The situation for Nigerian Elites is heating up.
It is a classic situation of “EAT THE RICH”
The truth is the West is coming after people with obscene wealth and this is a huge warning alert for those who have made their money from being in key Govt positions.
In addition elites who purchase properties abroad and store their funds there will begin to see a large crackdown on this practice. Properties will be seized and reasons will be found to legally do so such as in Ekweramadu’s case.
Indeed one should hope for only a property and or asset seize and not the worst case scenario…a 10 year jail sentence like Ekweremadu and his wife have received.
It is common knowledge that elite Africans are accustomed to the practice of bringing in Help to act as housekeepers from their countries. This practice should be stopped by anyone who is doing so now as there is great risk of being jailed. You could easily end up as Ekweremadu accused of human trafficking.
The risk is not worth it as you can clearly see.
Ike Ekweremadu, 60, a former Senate president, his wife, Beatrice, 56, and Dr Obinna Obeta, 51, were found guilty of facilitating the travel of a young man to Britain with a view to his exploitation after a six-week trial at the Old Bailey.
They supposedly criminally conspired to bring the 21-year-old Lagos street trader to London to exploit him for his kidney, the jury found.

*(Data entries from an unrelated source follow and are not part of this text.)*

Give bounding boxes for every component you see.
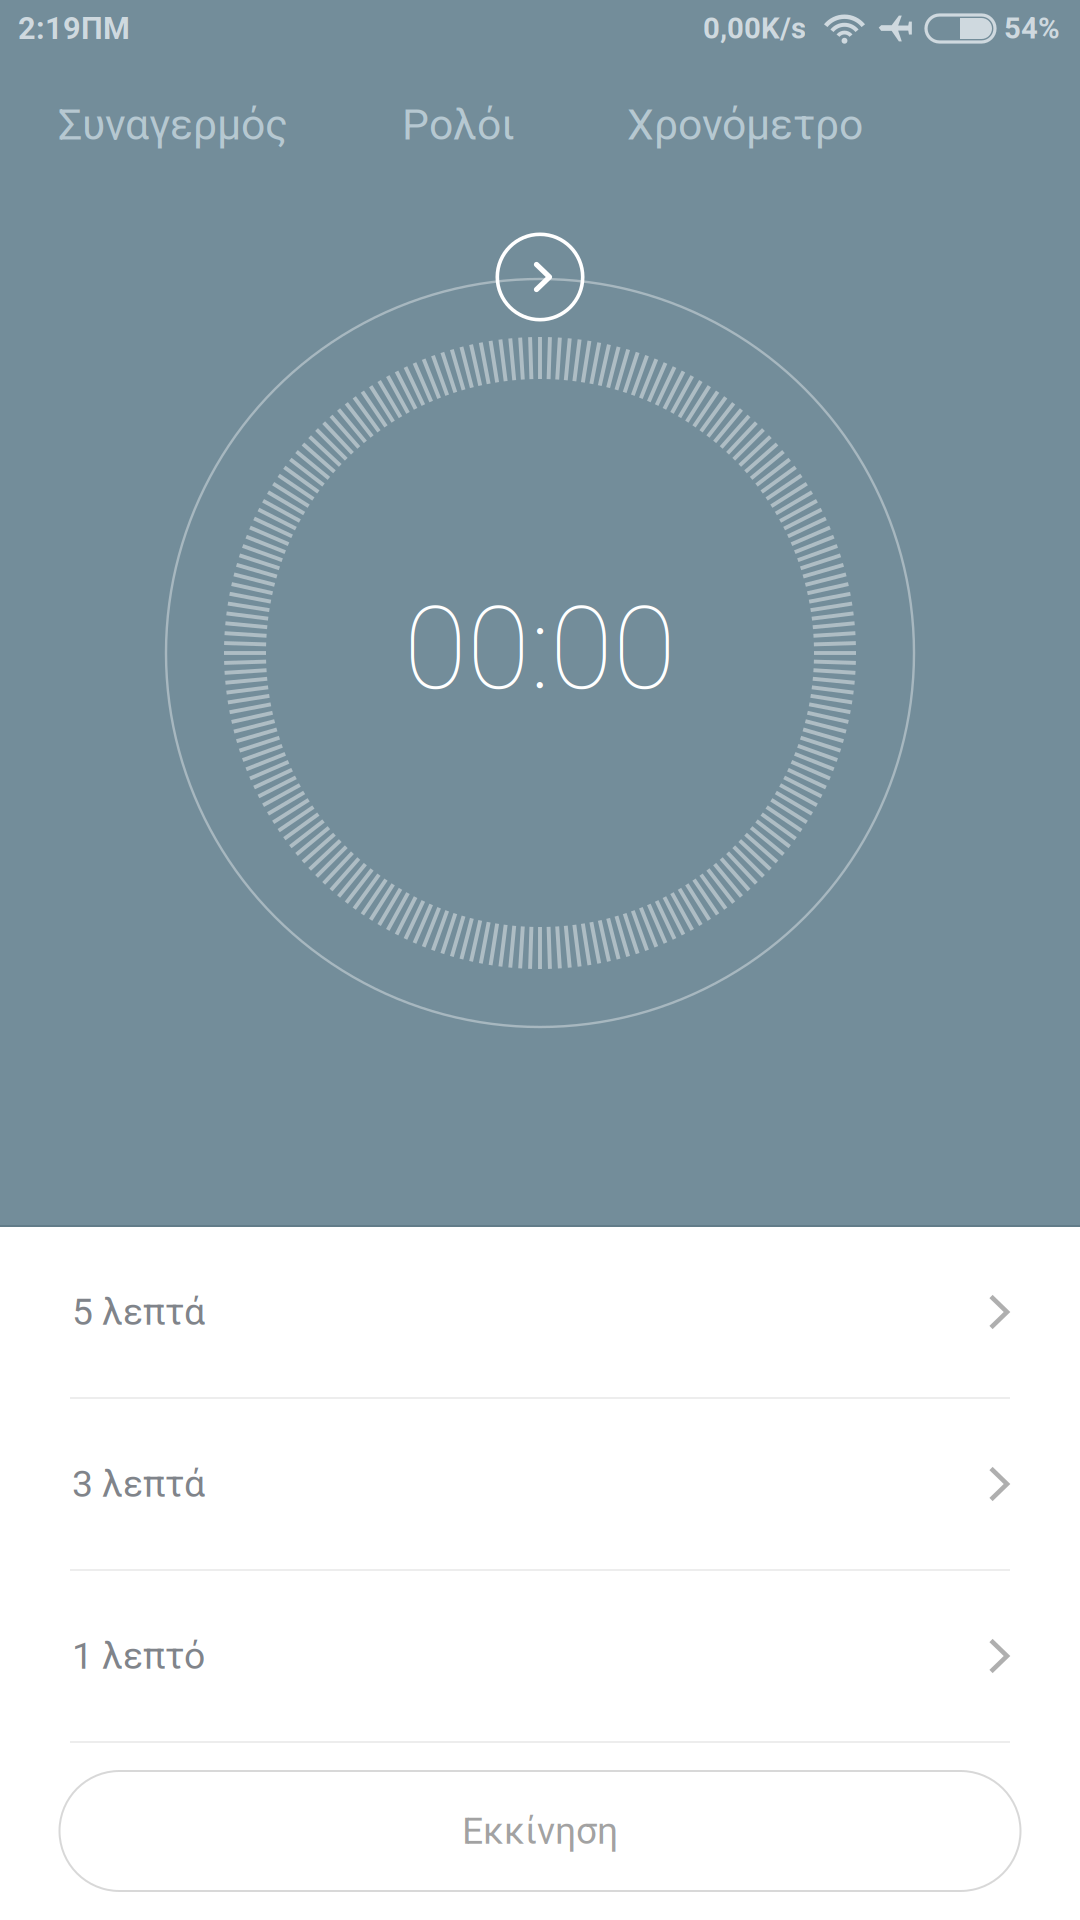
staticText: 0,00K/s: [703, 11, 806, 46]
staticText: Χρονόμετρο: [627, 100, 863, 150]
button[interactable]: 1 λεπτό: [0, 1571, 1080, 1741]
staticText: 54%: [1004, 11, 1060, 46]
staticText: 5 λεπτά: [72, 1290, 205, 1334]
staticText: 1 λεπτό: [72, 1634, 205, 1678]
staticText: Εκκίνηση: [462, 1809, 618, 1853]
button[interactable]: 3 λεπτά: [0, 1399, 1080, 1569]
staticText: Ρολόι: [402, 100, 515, 150]
button[interactable]: 5 λεπτά: [0, 1227, 1080, 1397]
staticText: 2:19ΠΜ: [18, 10, 130, 46]
staticText: 00:00: [404, 582, 676, 716]
staticText: 3 λεπτά: [72, 1462, 205, 1506]
button[interactable]: Επόμενο: [494, 231, 586, 323]
button[interactable]: Εκκίνηση: [60, 1771, 1020, 1891]
staticText: Συναγερμός: [58, 100, 288, 150]
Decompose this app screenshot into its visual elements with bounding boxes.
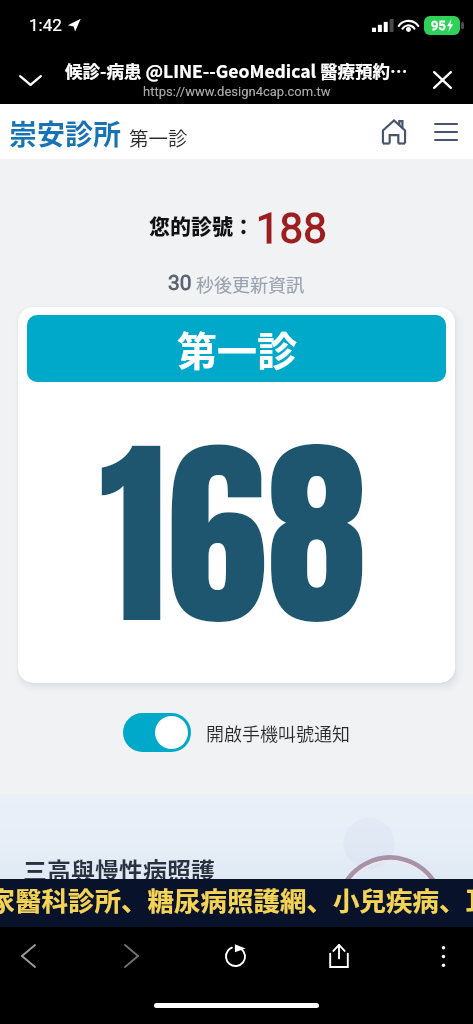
button[interactable]: Forward <box>80 927 183 985</box>
button[interactable]: Home <box>371 109 417 155</box>
staticText: 您的診號： <box>149 210 254 240</box>
staticText: 188 <box>256 204 327 253</box>
button[interactable]: More options <box>391 927 473 985</box>
button[interactable]: Reload <box>183 927 287 985</box>
staticText: 30 <box>168 271 192 296</box>
staticText: https://www.design4cap.com.tw <box>143 84 331 99</box>
button[interactable]: Close <box>412 50 473 104</box>
staticText: 候診-病患 @LINE--GeoMedical 醫療預約… <box>65 58 408 83</box>
button[interactable]: Back <box>0 927 80 985</box>
button[interactable]: Share <box>287 927 391 985</box>
staticText: 95 <box>431 18 446 33</box>
staticText: 秒後更新資訊 <box>192 271 305 297</box>
staticText: 第一診 <box>177 320 297 378</box>
staticText: 1:42 <box>29 15 62 35</box>
staticText: 開啟手機叫號通知 <box>206 720 350 746</box>
staticText: 168 <box>99 381 367 682</box>
staticText: 崇安診所 <box>9 113 122 154</box>
staticText: 、家醫科診所、糖尿病照護網、小兒疾病、耳 <box>0 880 473 918</box>
button[interactable]: Menu <box>423 109 469 155</box>
staticText: 第一診 <box>129 123 188 151</box>
button[interactable] <box>123 713 191 752</box>
staticText: 三高與慢性病照護 <box>23 852 215 879</box>
button[interactable]: Minimise <box>0 50 61 104</box>
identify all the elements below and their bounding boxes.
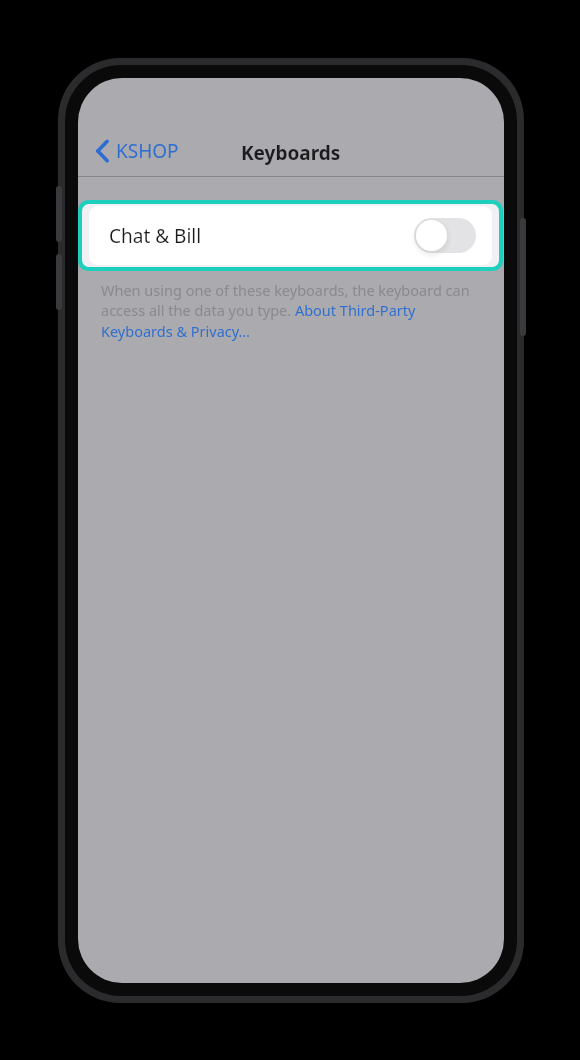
button[interactable]: When using one of these keyboards, the k…	[101, 280, 486, 342]
button[interactable]: Back	[90, 134, 185, 168]
button[interactable]: Chat & Bill keyboard toggle	[414, 218, 476, 253]
staticText: When using one of these keyboards, the k…	[101, 280, 486, 342]
button[interactable]: Chat & Bill	[89, 206, 492, 265]
staticText: Keyboards	[241, 140, 341, 166]
staticText: KSHOP	[116, 138, 179, 164]
other: Back	[96, 140, 109, 162]
staticText: Chat & Bill	[109, 223, 202, 249]
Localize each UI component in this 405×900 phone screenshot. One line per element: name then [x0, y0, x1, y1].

The man, who cannot be named for legal reasons, had been offered an illegal reward to become a donor for the senator’s daughter after kidney disease forced her to drop out of a master’s degree in film at Newcastle University, the court heard.
Back in February 2022, the young man was falsely presented to a private renal unit at Royal Free hospital in London as Sonia’s cousin in a failed attempt to persuade medics to carry out an £80,000 transplant. For a fee, a medical secretary at the hospital acted as an Igbo translator between the man and the doctors to help try to convince them he was an altruistic donor, the court heard.
The prosecutor Hugh Davies KC told the court the Ekweremadus and Obeta had treated the man and other potential donors as “disposable assets – spare parts for reward”. He said they entered an “emotionally cold commercial transaction” with the man.
The behaviour of Ekweremadu, a successful lawyer and founder of an anti-poverty charity who helped draw up Nigeria’s laws against organ trafficking, showed “entitlement, dishonesty and hypocrisy”, Davies told the jury.
He said Ekweremadu, who owns several properties and had a staff of 80, “agreed to reward someone for a kidney for his daughter – somebody in circumstances of poverty and from whom he distanced himself and made no inquiries, and with whom, for his own political protection, he wanted no direct contact”.